The collaboration model the numbers reflect: the human architects, reviews, and validates; the AI implements, tests, and iterates. A single architect working this way sustains a commit cadence that would otherwise need a small team, without surrendering design authority or review.
This methodology specification was itself designed using the brainstorm-to-spec-to-plan lifecycle it describes, authored collaboratively with an AI pair, and reviewed by fresh-context agents — a practical demonstration of the process.
Measuring whether the methodology is working
In one line: this project ships NO borrowed metrics — instead, run scripts/methodology-health.sh on your own repo and watch the trend over cycles.
A methodology cannot honestly claim effectiveness by quoting one project's headline numbers; those numbers belong to that project, not to you. So the de-projected canon deliberately reports none. The instrument it ships instead is a reproducible, project-agnostic report you run against your repo:
bash scripts/methodology-health.sh <your-project-root>
It emits, from git and the file tree alone:
- Feature flags currently defined versus retired in the last 30 days — the consolidation signal (do flags get removed once their work lands, or accumulate forever?).
- ADRs added in the last 30 days — whether decisions are being recorded as they happen.
- Design artifacts versus recent feature branches — a rough read on the one-design-artifact-per-feature rule.
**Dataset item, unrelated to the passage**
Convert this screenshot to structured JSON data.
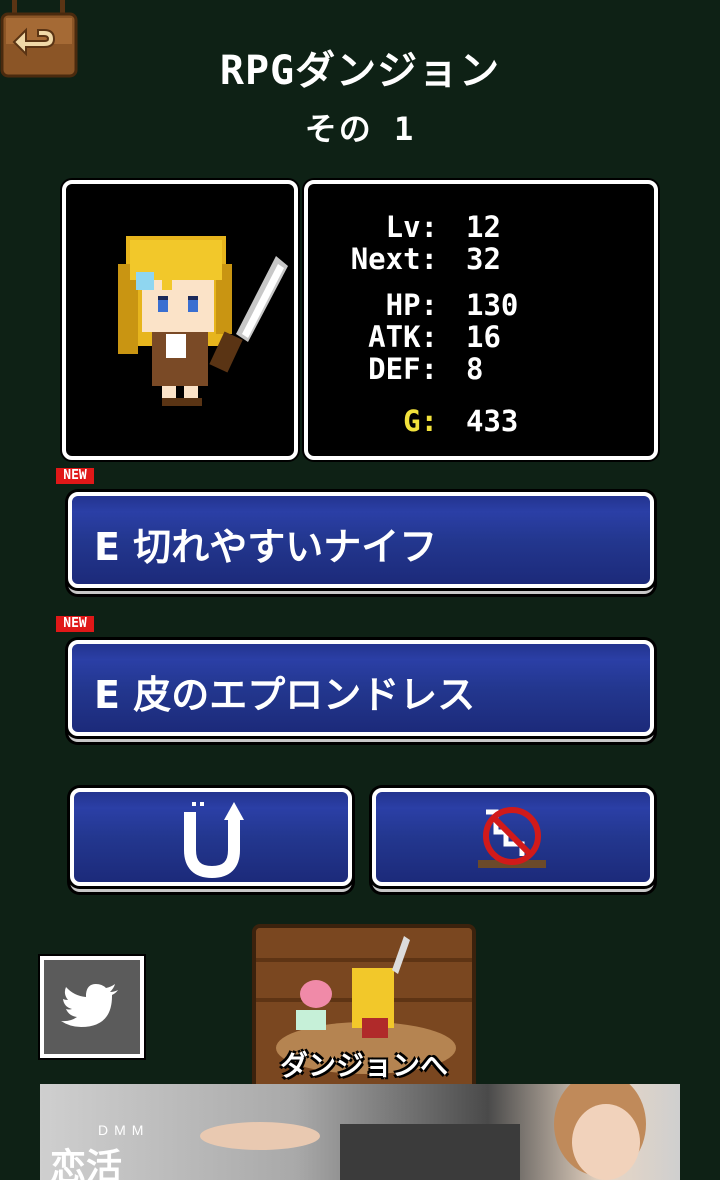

- Gate-config presence — whether
.claude/settings.jsonhooks are actually wired, not just intended. - Oversized modules (over 3000 lines) — the structural-decay signal.
Mechanism: the report is generated by a checked-in script, so the numbers are reproducible and a skeptic can re-run them. Track the TREND across cycles, not any single absolute value — flags-retired-per-cycle going up, ADRs/month staying non-zero, design-artifact-per-feature holding near one, the gate config staying present.
What it does not measure: it counts artifacts, not their quality. A high ADR count says decisions are being written down, not that they are good decisions; a retired flag says the flag was removed, not that the consolidation was sound. The instrument is a tripwire for drift, not a verdict on correctness — that judgment still needs review. (Counting gate-saved incidents is intentionally out of scope until hooks persist block-events.)